Itulah sebabnya perlawanan Al-Qaeda yang dimulai pada tahun 2003, dan menyerang Al-Saud dengan memutarbalikkan branding ideologi konservatif Salafi Sunni Islam untuk melawan kerajaan itu, dianggap sebagai sebuah bahaya. Kemunculan gerakan semacam “Daulah Islam” atau ISIS, juga dianggap sebagai sebuah masalah.
Dengan mengeksekusi sejumlah ideolog dan pejuang Al-Qaeda, Riyadh tengah menunjukkan tekadnya untuk menghancurkan dukungan yang bisa menimbulkan bibit perlawanan. Dengan mengeksekusi empat penganut Syiah, yang menimbulkan kemarahan Iran, Saudi ingin menunjukkan kepada Muslim Sunni konservatif bahwa pihak kerajaan masih berada di pihak mereka.

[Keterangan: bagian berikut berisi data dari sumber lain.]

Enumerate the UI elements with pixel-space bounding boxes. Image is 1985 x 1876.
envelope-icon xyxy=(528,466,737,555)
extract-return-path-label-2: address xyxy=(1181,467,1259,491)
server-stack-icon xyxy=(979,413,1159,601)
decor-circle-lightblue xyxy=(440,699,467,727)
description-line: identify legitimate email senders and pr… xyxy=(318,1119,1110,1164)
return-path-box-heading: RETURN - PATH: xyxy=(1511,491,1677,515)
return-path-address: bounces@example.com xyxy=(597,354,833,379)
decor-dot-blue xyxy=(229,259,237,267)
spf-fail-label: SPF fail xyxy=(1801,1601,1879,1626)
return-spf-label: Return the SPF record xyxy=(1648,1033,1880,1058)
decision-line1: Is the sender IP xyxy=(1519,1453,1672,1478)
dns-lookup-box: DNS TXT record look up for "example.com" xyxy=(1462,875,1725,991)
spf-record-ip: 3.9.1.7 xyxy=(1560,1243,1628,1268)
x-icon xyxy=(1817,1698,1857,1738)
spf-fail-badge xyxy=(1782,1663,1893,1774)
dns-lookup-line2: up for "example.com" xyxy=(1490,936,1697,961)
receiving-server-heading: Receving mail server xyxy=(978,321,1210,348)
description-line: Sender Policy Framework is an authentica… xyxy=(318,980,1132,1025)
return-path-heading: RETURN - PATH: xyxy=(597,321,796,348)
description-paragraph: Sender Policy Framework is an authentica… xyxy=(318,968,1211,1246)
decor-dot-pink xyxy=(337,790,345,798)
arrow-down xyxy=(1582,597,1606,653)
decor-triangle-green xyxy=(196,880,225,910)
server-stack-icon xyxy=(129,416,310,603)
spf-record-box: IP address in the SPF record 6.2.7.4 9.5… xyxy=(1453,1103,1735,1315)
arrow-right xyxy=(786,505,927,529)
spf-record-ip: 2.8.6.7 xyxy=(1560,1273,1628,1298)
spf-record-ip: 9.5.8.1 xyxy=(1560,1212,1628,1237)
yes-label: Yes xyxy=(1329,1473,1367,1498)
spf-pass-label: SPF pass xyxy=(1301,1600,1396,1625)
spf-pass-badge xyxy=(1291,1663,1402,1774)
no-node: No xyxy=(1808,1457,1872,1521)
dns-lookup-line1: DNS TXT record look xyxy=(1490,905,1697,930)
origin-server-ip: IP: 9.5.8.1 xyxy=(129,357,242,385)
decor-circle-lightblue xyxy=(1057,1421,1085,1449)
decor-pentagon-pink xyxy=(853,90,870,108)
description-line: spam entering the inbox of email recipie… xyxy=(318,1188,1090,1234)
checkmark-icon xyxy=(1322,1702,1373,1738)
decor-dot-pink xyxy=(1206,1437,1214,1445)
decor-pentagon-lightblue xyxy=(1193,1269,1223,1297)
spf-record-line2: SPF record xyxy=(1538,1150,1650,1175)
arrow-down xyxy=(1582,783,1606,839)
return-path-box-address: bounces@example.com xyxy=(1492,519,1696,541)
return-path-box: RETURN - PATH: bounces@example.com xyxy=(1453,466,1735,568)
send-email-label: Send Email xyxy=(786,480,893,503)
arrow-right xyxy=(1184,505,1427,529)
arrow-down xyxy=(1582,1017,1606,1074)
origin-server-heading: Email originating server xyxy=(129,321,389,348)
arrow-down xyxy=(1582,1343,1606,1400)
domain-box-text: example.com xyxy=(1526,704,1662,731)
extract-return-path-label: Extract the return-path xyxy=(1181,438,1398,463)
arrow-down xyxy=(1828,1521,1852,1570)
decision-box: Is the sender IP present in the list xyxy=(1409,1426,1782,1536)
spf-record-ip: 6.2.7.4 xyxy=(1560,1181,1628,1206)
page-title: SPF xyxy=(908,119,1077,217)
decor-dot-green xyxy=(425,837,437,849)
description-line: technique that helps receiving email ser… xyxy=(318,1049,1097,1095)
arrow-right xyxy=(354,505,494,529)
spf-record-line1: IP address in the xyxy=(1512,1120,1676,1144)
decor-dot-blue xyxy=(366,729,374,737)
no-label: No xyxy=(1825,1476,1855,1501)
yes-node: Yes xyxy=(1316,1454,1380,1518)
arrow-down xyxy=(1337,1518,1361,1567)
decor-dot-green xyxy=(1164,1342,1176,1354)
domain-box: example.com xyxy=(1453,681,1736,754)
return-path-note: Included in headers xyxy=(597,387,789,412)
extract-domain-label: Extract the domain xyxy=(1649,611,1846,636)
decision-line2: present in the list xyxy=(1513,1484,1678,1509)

Arab Saudi juga meyakini bahwa mereka tak hanya menghadapi ancaman fisik, melainkan juga pertempuran ideologi memperebutkan rivalitas interpretasi Salafi Islam. Hal ini diperkuat dengan fokus media pemerintah Saudi terhadap sosok Syaikh Faris Al-Shuwail Al-Zahrani Rahimahullah yang merupakan salah satu di antara ideolog Al-Qaeda yang dieksekusi.
Syaikh Faris, yang dituding kerajaan Saudi sebagai “salah satu biang perselisihan dan pengkhotbah takfiri”, dituduh membantu mengartikulasi pandangan jihad bahwa Al-Saud telah meninggalkan ajaran-ajaran Islam, dan bahwa merupakan tugas umat Islam untuk membunuh mereka dan sekutu mereka.
Media resmi Saudi mempresentasikan Syaikh Faris dan tokoh Syiah Nimr Al-Nimr dalam timbangan yang setara, bahwa keduanya dapat “menimbulkan dorongan kekerasan dan terorisme”. Deskripsi itu yang dipilih oleh surat kabar pagi Saudi setelah eksekusi mereka, sebgaimana dilansir Reuters pada Ahad (3/1/2016).